Now, to Mbah, Diri, Kefas, and the logic of “APC evangelism”. What truly drives these defections? It is too simple to blame one-party ambition, alleged rigging, cash, tactics, power plays, electoral math, or internal rifts. Deeper down, Nigeria’s hyper-presidential design quietly rewards vertical alignment: governors calculate that patronage, security coordination, and big-ticket infrastructure flow more smoothly when centre and state share a tent. In a climate of urgent citizen demands, alignment promises predictability—fewer veto points and quicker federal partnerships. Defection is also political insurance against hostile oversight, weaponised probes, and gridlock. With thin ideology and thick deal-making, the APC’s national spread offers a scale that regional outfits cannot match.
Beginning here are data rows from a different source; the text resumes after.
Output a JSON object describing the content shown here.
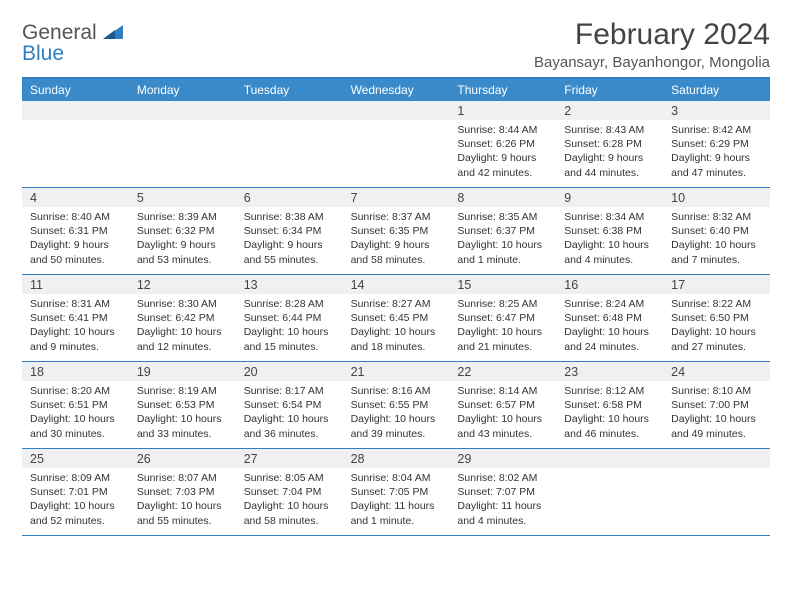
{
  "logo": {
    "line1": "General",
    "line2": "Blue"
  },
  "title": "February 2024",
  "subtitle": "Bayansayr, Bayanhongor, Mongolia",
  "colors": {
    "accent": "#2f7ec1",
    "header_bg": "#3a8ac9",
    "daynum_bg": "#eef0f1",
    "text": "#333333",
    "rule": "#2f7ec1"
  },
  "day_headers": [
    "Sunday",
    "Monday",
    "Tuesday",
    "Wednesday",
    "Thursday",
    "Friday",
    "Saturday"
  ],
  "weeks": [
    [
      null,
      null,
      null,
      null,
      {
        "n": "1",
        "sunrise": "Sunrise: 8:44 AM",
        "sunset": "Sunset: 6:26 PM",
        "day": "Daylight: 9 hours and 42 minutes."
      },
      {
        "n": "2",
        "sunrise": "Sunrise: 8:43 AM",
        "sunset": "Sunset: 6:28 PM",
        "day": "Daylight: 9 hours and 44 minutes."
      },
      {
        "n": "3",
        "sunrise": "Sunrise: 8:42 AM",
        "sunset": "Sunset: 6:29 PM",
        "day": "Daylight: 9 hours and 47 minutes."
      }
    ],
    [
      {
        "n": "4",
        "sunrise": "Sunrise: 8:40 AM",
        "sunset": "Sunset: 6:31 PM",
        "day": "Daylight: 9 hours and 50 minutes."
      },
      {
        "n": "5",
        "sunrise": "Sunrise: 8:39 AM",
        "sunset": "Sunset: 6:32 PM",
        "day": "Daylight: 9 hours and 53 minutes."
      },
      {
        "n": "6",
        "sunrise": "Sunrise: 8:38 AM",
        "sunset": "Sunset: 6:34 PM",
        "day": "Daylight: 9 hours and 55 minutes."
      },
      {
        "n": "7",
        "sunrise": "Sunrise: 8:37 AM",
        "sunset": "Sunset: 6:35 PM",
        "day": "Daylight: 9 hours and 58 minutes."
      },
      {
        "n": "8",
        "sunrise": "Sunrise: 8:35 AM",
        "sunset": "Sunset: 6:37 PM",
        "day": "Daylight: 10 hours and 1 minute."
      },
      {
        "n": "9",
        "sunrise": "Sunrise: 8:34 AM",
        "sunset": "Sunset: 6:38 PM",
        "day": "Daylight: 10 hours and 4 minutes."
      },
      {
        "n": "10",
        "sunrise": "Sunrise: 8:32 AM",
        "sunset": "Sunset: 6:40 PM",
        "day": "Daylight: 10 hours and 7 minutes."
      }
    ],
    [
      {
        "n": "11",
        "sunrise": "Sunrise: 8:31 AM",
        "sunset": "Sunset: 6:41 PM",
        "day": "Daylight: 10 hours and 9 minutes."
      },
      {
        "n": "12",
        "sunrise": "Sunrise: 8:30 AM",
        "sunset": "Sunset: 6:42 PM",
        "day": "Daylight: 10 hours and 12 minutes."
      },
      {
        "n": "13",
        "sunrise": "Sunrise: 8:28 AM",
        "sunset": "Sunset: 6:44 PM",
        "day": "Daylight: 10 hours and 15 minutes."
      },
      {
        "n": "14",
        "sunrise": "Sunrise: 8:27 AM",
        "sunset": "Sunset: 6:45 PM",
        "day": "Daylight: 10 hours and 18 minutes."
      },
      {
        "n": "15",
        "sunrise": "Sunrise: 8:25 AM",
        "sunset": "Sunset: 6:47 PM",
        "day": "Daylight: 10 hours and 21 minutes."
      },
      {
        "n": "16",
        "sunrise": "Sunrise: 8:24 AM",
        "sunset": "Sunset: 6:48 PM",
        "day": "Daylight: 10 hours and 24 minutes."
      },
      {
        "n": "17",
        "sunrise": "Sunrise: 8:22 AM",
        "sunset": "Sunset: 6:50 PM",
        "day": "Daylight: 10 hours and 27 minutes."
      }
    ],
    [
      {
        "n": "18",
        "sunrise": "Sunrise: 8:20 AM",
        "sunset": "Sunset: 6:51 PM",
        "day": "Daylight: 10 hours and 30 minutes."
      },
      {
        "n": "19",
        "sunrise": "Sunrise: 8:19 AM",
        "sunset": "Sunset: 6:53 PM",
        "day": "Daylight: 10 hours and 33 minutes."
      },
      {
        "n": "20",
        "sunrise": "Sunrise: 8:17 AM",
        "sunset": "Sunset: 6:54 PM",
        "day": "Daylight: 10 hours and 36 minutes."
      },
      {
        "n": "21",
        "sunrise": "Sunrise: 8:16 AM",
        "sunset": "Sunset: 6:55 PM",
        "day": "Daylight: 10 hours and 39 minutes."
      },
      {
        "n": "22",
        "sunrise": "Sunrise: 8:14 AM",
        "sunset": "Sunset: 6:57 PM",
        "day": "Daylight: 10 hours and 43 minutes."
      },
      {
        "n": "23",
        "sunrise": "Sunrise: 8:12 AM",
        "sunset": "Sunset: 6:58 PM",
        "day": "Daylight: 10 hours and 46 minutes."
      },
      {
        "n": "24",
        "sunrise": "Sunrise: 8:10 AM",
        "sunset": "Sunset: 7:00 PM",
        "day": "Daylight: 10 hours and 49 minutes."
      }
    ],
    [
      {
        "n": "25",
        "sunrise": "Sunrise: 8:09 AM",
        "sunset": "Sunset: 7:01 PM",
        "day": "Daylight: 10 hours and 52 minutes."
      },
      {
        "n": "26",
        "sunrise": "Sunrise: 8:07 AM",
        "sunset": "Sunset: 7:03 PM",
        "day": "Daylight: 10 hours and 55 minutes."
      },
      {
        "n": "27",
        "sunrise": "Sunrise: 8:05 AM",
        "sunset": "Sunset: 7:04 PM",
        "day": "Daylight: 10 hours and 58 minutes."
      },
      {
        "n": "28",
        "sunrise": "Sunrise: 8:04 AM",
        "sunset": "Sunset: 7:05 PM",
        "day": "Daylight: 11 hours and 1 minute."
      },
      {
        "n": "29",
        "sunrise": "Sunrise: 8:02 AM",
        "sunset": "Sunset: 7:07 PM",
        "day": "Daylight: 11 hours and 4 minutes."
      },
      null,
      null
    ]
  ]
}
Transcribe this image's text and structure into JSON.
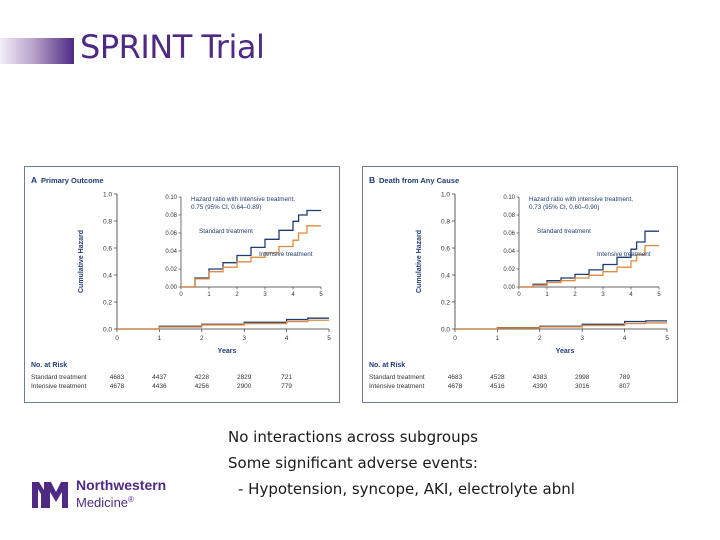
{
  "slide": {
    "title": "SPRINT Trial",
    "bullets": [
      "No interactions across subgroups",
      "Some significant adverse events:",
      "- Hypotension, syncope, AKI, electrolyte abnl"
    ],
    "logo": {
      "line1": "Northwestern",
      "line2": "Medicine",
      "mark": "®"
    },
    "colors": {
      "accent": "#4e2a84",
      "standard": "#1f3b73",
      "intensive": "#e08a3c"
    }
  },
  "chart_data": [
    {
      "type": "line",
      "panel_letter": "A",
      "title": "Primary Outcome",
      "xlabel": "Years",
      "ylabel": "Cumulative Hazard",
      "xlim": [
        0,
        5
      ],
      "ylim": [
        0,
        1.0
      ],
      "x_ticks": [
        "0",
        "1",
        "2",
        "3",
        "4",
        "5"
      ],
      "y_ticks": [
        "0.0",
        "0.2",
        "0.4",
        "0.6",
        "0.8",
        "1.0"
      ],
      "series": [
        {
          "name": "Standard treatment",
          "x": [
            0,
            1,
            2,
            3,
            4,
            4.5,
            5
          ],
          "y": [
            0,
            0.02,
            0.035,
            0.05,
            0.07,
            0.08,
            0.08
          ]
        },
        {
          "name": "Intensive treatment",
          "x": [
            0,
            1,
            2,
            3,
            4,
            4.5,
            5
          ],
          "y": [
            0,
            0.015,
            0.03,
            0.04,
            0.055,
            0.065,
            0.065
          ]
        }
      ],
      "inset": {
        "annotation": [
          "Hazard ratio with intensive treatment,",
          "0.75 (95% CI, 0.64–0.89)"
        ],
        "xlim": [
          0,
          5
        ],
        "ylim": [
          0,
          0.1
        ],
        "x_ticks": [
          "0",
          "1",
          "2",
          "3",
          "4",
          "5"
        ],
        "y_ticks": [
          "0.00",
          "0.02",
          "0.04",
          "0.06",
          "0.08",
          "0.10"
        ],
        "series": [
          {
            "name": "Standard treatment",
            "x": [
              0,
              0.5,
              1,
              1.5,
              2,
              2.5,
              3,
              3.5,
              4,
              4.2,
              4.5,
              5
            ],
            "y": [
              0,
              0.01,
              0.02,
              0.027,
              0.035,
              0.044,
              0.053,
              0.063,
              0.073,
              0.08,
              0.085,
              0.085
            ]
          },
          {
            "name": "Intensive treatment",
            "x": [
              0,
              0.5,
              1,
              1.5,
              2,
              2.5,
              3,
              3.5,
              4,
              4.2,
              4.5,
              5
            ],
            "y": [
              0,
              0.009,
              0.017,
              0.022,
              0.028,
              0.033,
              0.038,
              0.045,
              0.052,
              0.06,
              0.068,
              0.068
            ]
          }
        ],
        "series_labels": [
          "Standard treatment",
          "Intensive treatment"
        ]
      },
      "risk_table": {
        "heading": "No. at Risk",
        "rows": [
          {
            "label": "Standard treatment",
            "values": [
              "4683",
              "4437",
              "4228",
              "2829",
              "721"
            ]
          },
          {
            "label": "Intensive treatment",
            "values": [
              "4678",
              "4436",
              "4256",
              "2900",
              "779"
            ]
          }
        ]
      }
    },
    {
      "type": "line",
      "panel_letter": "B",
      "title": "Death from Any Cause",
      "xlabel": "Years",
      "ylabel": "Cumulative Hazard",
      "xlim": [
        0,
        5
      ],
      "ylim": [
        0,
        1.0
      ],
      "x_ticks": [
        "0",
        "1",
        "2",
        "3",
        "4",
        "5"
      ],
      "y_ticks": [
        "0.0",
        "0.2",
        "0.4",
        "0.6",
        "0.8",
        "1.0"
      ],
      "series": [
        {
          "name": "Standard treatment",
          "x": [
            0,
            1,
            2,
            3,
            4,
            4.5,
            5
          ],
          "y": [
            0,
            0.01,
            0.02,
            0.035,
            0.055,
            0.06,
            0.06
          ]
        },
        {
          "name": "Intensive treatment",
          "x": [
            0,
            1,
            2,
            3,
            4,
            4.5,
            5
          ],
          "y": [
            0,
            0.008,
            0.016,
            0.026,
            0.04,
            0.045,
            0.045
          ]
        }
      ],
      "inset": {
        "annotation": [
          "Hazard ratio with intensive treatment,",
          "0.73 (95% CI, 0.60–0.90)"
        ],
        "xlim": [
          0,
          5
        ],
        "ylim": [
          0,
          0.1
        ],
        "x_ticks": [
          "0",
          "1",
          "2",
          "3",
          "4",
          "5"
        ],
        "y_ticks": [
          "0.00",
          "0.02",
          "0.04",
          "0.06",
          "0.08",
          "0.10"
        ],
        "series": [
          {
            "name": "Standard treatment",
            "x": [
              0,
              0.5,
              1,
              1.5,
              2,
              2.5,
              3,
              3.5,
              4,
              4.2,
              4.5,
              5
            ],
            "y": [
              0,
              0.003,
              0.007,
              0.01,
              0.014,
              0.019,
              0.025,
              0.033,
              0.042,
              0.05,
              0.062,
              0.062
            ]
          },
          {
            "name": "Intensive treatment",
            "x": [
              0,
              0.5,
              1,
              1.5,
              2,
              2.5,
              3,
              3.5,
              4,
              4.2,
              4.5,
              5
            ],
            "y": [
              0,
              0.002,
              0.005,
              0.007,
              0.01,
              0.013,
              0.017,
              0.022,
              0.029,
              0.036,
              0.046,
              0.046
            ]
          }
        ],
        "series_labels": [
          "Standard treatment",
          "Intensive treatment"
        ]
      },
      "risk_table": {
        "heading": "No. at Risk",
        "rows": [
          {
            "label": "Standard treatment",
            "values": [
              "4683",
              "4528",
              "4383",
              "2998",
              "789"
            ]
          },
          {
            "label": "Intensive treatment",
            "values": [
              "4678",
              "4516",
              "4390",
              "3016",
              "807"
            ]
          }
        ]
      }
    }
  ]
}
After a few high-profile jumps, bandwagons form, brokers pivot, and staying put becomes more costly. In practice, defection signals “I can bring development,” not doctrine. The calculus is leveraged under scarcity: secure federal symmetry, de-risk politics, and compress the gap between promise and delivery.

Culture still beats slogans. If top teams punish dissent, truth gets filtered. If meetings reward certainty, evidence bends to fit it. If errors are shamed, they repeat. Beneath corruption sits an avoidance of hard questions; beneath inefficiency, a refusal to face trade-offs; beneath ineptitude, a talent market that confuses loyalty with competence. Crises can be teachers, if we interrogate discomfort and redesign the rules.

Choose depth over spectacle. Ask why and how before who and when. Seek the feedback you fear. Publish the data you would rather hoard. Reprice politics so competence can enter. Make it safe to surface weak signals early. If we change the shape below the waterline, the view above it will finally make sense. And as a practical expression of this ethos, I will present my essay collection—written over the last four years and sharing this title—on Tuesday, 14 October in Abuja, and Thursday, 16 October in Lagos.